- Leagues: NBB
- Founded: 1915 (parent athletic club)
- Arena: Ginásio Álvaro Vieira Lima
- Capacity: 3,000
- Location: Rio de Janeiro, Brazil
- Team colors: White and Red
- President: Paulo Maciel
- Head coach: Miguel Ângelo
- Website: tijucatenis.com.br
| Home | Away |

= Tijuca Tênis Clube =

Tijuca Tênis Clube, abbreviated as Tijuca T.C., is a Brazilian professional basketball club that is based in the Tijuca neighborhood, in the Northern Zone of the city of Rio de Janeiro, Brazil.

==History==
Tijuca's parent athletic association was founded in 1915, initially as a tennis club, with the name Tijuca Lawn Tennis Club. Basketball was introduced later, and became the club's most popular sport. Tijuca has reached the final of the Rio de Janeiro State Championship ten times, losing them all. In 2010, 2011, and 2012, Tijuca lost to Flamengo in the Rio de Janeiro State Finals.

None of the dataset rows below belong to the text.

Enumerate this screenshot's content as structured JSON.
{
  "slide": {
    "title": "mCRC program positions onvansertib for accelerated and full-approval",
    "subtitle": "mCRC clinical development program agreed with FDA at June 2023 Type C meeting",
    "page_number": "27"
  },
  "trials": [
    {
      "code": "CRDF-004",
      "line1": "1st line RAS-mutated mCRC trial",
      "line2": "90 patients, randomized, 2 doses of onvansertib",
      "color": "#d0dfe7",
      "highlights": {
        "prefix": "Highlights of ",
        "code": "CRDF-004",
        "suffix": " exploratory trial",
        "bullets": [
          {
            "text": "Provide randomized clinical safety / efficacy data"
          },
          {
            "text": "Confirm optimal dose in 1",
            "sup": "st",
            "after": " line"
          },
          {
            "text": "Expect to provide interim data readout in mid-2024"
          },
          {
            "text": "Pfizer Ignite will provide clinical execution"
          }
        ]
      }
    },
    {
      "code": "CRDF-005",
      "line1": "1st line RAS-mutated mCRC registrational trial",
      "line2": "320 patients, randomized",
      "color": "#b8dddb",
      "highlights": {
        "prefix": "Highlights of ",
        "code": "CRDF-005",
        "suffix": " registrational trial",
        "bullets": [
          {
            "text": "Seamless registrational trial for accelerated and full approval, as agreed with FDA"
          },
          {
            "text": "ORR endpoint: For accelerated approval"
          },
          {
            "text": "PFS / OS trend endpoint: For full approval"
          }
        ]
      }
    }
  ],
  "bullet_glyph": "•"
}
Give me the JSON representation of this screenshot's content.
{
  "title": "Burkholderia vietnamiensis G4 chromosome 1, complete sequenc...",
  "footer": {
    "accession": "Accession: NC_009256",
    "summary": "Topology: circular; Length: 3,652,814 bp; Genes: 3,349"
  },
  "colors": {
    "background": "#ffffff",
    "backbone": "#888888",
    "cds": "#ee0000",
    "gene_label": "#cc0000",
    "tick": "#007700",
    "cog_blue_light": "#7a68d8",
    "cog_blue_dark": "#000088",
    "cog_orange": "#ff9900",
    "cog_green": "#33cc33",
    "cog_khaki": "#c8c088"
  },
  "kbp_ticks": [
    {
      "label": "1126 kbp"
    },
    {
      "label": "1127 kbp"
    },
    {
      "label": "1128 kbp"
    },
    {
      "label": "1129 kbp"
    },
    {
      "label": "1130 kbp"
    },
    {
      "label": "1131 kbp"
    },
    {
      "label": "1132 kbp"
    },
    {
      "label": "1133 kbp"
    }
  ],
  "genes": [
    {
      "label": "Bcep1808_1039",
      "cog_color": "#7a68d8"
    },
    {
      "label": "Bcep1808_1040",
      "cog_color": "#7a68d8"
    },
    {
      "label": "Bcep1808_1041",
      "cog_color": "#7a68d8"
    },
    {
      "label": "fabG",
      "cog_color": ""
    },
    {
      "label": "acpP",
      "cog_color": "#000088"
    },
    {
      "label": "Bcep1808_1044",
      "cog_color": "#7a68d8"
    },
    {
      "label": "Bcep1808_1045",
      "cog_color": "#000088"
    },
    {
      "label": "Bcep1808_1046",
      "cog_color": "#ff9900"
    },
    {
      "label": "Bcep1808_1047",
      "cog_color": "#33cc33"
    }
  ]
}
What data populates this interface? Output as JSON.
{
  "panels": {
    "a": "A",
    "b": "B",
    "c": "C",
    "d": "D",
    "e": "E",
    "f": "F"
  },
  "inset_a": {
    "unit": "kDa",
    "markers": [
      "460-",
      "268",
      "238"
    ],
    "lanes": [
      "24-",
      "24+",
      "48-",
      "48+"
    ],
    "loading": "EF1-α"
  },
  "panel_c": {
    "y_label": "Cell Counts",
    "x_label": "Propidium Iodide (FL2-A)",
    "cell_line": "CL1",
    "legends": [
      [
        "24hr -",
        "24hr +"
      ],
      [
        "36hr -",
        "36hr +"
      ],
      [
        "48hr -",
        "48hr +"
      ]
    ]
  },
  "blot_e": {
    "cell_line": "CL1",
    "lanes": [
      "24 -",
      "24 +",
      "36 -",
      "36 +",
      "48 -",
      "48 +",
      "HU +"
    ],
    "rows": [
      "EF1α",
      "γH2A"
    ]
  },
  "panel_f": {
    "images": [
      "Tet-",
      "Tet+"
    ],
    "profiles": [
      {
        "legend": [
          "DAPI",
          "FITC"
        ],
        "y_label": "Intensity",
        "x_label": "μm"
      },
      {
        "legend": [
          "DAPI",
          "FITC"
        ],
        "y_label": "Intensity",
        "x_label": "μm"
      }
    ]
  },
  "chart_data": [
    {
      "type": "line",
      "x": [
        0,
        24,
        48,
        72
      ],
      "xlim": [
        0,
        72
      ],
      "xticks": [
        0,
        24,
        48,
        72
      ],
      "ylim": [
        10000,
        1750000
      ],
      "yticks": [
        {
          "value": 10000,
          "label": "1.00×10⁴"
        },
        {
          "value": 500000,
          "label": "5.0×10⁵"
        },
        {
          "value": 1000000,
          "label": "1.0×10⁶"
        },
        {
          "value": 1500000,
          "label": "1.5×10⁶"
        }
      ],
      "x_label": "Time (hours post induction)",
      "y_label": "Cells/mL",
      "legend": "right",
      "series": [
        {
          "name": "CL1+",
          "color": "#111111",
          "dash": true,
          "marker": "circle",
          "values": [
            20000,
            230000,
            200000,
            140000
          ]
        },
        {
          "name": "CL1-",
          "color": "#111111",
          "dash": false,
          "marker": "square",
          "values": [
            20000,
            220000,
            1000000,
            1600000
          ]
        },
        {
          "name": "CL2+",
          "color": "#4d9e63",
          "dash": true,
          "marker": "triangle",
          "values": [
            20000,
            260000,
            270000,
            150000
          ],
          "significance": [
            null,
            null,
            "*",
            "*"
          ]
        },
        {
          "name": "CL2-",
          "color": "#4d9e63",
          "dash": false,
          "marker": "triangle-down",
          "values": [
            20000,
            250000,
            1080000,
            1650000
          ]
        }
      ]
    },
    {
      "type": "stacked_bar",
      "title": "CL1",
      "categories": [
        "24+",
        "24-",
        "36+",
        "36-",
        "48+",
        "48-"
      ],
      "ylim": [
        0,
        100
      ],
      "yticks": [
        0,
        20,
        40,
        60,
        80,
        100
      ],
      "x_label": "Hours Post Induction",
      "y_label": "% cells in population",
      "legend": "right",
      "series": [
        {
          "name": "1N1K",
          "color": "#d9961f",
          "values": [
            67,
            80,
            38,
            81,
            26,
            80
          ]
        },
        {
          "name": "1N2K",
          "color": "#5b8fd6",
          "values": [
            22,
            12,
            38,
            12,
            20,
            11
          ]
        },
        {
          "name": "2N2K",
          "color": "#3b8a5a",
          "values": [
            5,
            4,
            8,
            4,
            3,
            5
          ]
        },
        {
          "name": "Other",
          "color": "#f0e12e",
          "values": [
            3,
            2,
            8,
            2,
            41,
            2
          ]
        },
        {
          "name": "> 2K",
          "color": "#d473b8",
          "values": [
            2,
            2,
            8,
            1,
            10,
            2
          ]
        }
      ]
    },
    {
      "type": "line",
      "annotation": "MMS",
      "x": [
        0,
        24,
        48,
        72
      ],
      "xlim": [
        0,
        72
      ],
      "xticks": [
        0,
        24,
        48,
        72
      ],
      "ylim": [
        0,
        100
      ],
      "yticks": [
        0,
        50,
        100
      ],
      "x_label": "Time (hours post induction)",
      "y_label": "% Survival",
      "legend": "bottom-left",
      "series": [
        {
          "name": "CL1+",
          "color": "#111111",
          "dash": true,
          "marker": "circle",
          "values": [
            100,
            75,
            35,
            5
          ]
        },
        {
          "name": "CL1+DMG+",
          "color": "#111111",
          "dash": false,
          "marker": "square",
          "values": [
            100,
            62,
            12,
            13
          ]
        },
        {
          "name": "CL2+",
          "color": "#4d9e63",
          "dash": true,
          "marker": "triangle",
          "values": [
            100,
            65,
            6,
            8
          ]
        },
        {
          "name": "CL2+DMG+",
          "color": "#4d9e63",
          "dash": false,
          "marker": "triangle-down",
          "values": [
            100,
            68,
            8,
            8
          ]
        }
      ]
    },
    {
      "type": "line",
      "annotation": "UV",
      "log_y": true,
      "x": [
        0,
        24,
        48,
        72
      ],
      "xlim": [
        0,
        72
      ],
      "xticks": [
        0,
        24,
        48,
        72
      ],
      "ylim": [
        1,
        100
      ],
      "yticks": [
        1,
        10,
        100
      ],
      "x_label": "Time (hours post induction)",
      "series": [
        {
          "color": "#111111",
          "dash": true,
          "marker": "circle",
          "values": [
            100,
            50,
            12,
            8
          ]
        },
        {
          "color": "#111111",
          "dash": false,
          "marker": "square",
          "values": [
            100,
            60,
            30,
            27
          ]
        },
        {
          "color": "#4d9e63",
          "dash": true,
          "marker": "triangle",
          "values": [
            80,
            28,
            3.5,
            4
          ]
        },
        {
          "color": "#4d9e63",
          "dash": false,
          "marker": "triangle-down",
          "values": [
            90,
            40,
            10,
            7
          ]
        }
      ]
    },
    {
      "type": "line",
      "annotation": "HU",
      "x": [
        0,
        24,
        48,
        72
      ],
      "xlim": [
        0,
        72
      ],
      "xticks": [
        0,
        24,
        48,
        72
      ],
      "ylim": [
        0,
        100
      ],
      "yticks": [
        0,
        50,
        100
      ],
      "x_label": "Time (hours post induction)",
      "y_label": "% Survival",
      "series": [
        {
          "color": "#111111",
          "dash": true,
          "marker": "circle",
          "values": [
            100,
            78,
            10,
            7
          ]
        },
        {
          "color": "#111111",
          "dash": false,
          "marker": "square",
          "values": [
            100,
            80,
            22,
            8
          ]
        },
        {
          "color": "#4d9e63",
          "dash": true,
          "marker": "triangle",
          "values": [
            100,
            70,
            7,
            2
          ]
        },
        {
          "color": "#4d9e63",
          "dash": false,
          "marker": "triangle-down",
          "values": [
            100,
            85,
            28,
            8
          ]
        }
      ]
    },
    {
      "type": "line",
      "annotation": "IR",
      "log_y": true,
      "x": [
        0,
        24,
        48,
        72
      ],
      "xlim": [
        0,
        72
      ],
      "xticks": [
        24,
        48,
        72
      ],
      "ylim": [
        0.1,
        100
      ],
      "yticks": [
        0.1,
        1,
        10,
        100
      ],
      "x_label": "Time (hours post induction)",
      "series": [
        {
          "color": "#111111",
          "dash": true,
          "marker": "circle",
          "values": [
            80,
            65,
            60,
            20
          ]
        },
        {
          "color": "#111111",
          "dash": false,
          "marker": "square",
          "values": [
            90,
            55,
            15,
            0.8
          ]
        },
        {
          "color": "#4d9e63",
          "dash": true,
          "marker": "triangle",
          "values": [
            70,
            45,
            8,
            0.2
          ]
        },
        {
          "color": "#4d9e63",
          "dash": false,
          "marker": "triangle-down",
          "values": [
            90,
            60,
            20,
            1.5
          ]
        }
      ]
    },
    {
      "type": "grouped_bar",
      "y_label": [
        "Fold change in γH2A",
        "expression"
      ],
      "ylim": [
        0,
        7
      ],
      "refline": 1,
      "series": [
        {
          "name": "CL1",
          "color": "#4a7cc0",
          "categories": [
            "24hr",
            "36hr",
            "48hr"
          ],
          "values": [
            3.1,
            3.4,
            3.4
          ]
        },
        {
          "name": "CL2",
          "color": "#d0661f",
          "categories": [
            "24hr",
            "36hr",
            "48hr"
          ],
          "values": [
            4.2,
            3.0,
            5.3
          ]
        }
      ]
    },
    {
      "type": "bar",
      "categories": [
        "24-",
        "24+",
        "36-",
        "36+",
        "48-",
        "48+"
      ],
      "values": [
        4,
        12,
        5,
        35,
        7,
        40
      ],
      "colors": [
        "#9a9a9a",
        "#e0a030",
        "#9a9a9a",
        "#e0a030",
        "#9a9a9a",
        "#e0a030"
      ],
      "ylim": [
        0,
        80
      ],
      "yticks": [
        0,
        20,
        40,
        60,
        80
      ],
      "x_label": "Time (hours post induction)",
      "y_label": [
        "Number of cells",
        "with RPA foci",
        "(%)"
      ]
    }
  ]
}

In 2011, the team won the Brazilian Super Cup against Liga Sorocabana, and acquired the right to play in Brazil's top-tier level league, the NBB, in the 2011–12 season. In that season, Tijuca finished the regular season in twelfth place in the league. In the playoffs, the team was beaten by Uberlândia.

==Honors and titles==
===National===
- Brazilian Super Cup
  - Winners (1): 2011
- Brazilian 2nd Division
  - Champions (1): 1997

===Regional===
- Rio de Janeiro State Championship
  - Runners-up (10): 1945, 1960, 1961, 1993, 1994, 1995, 1996, 2010, 2011, 2012

==Other sports==
Besides the club's basketball team, Tijuca T.C. also has other sports sections for futsal, swimming, and several other sports.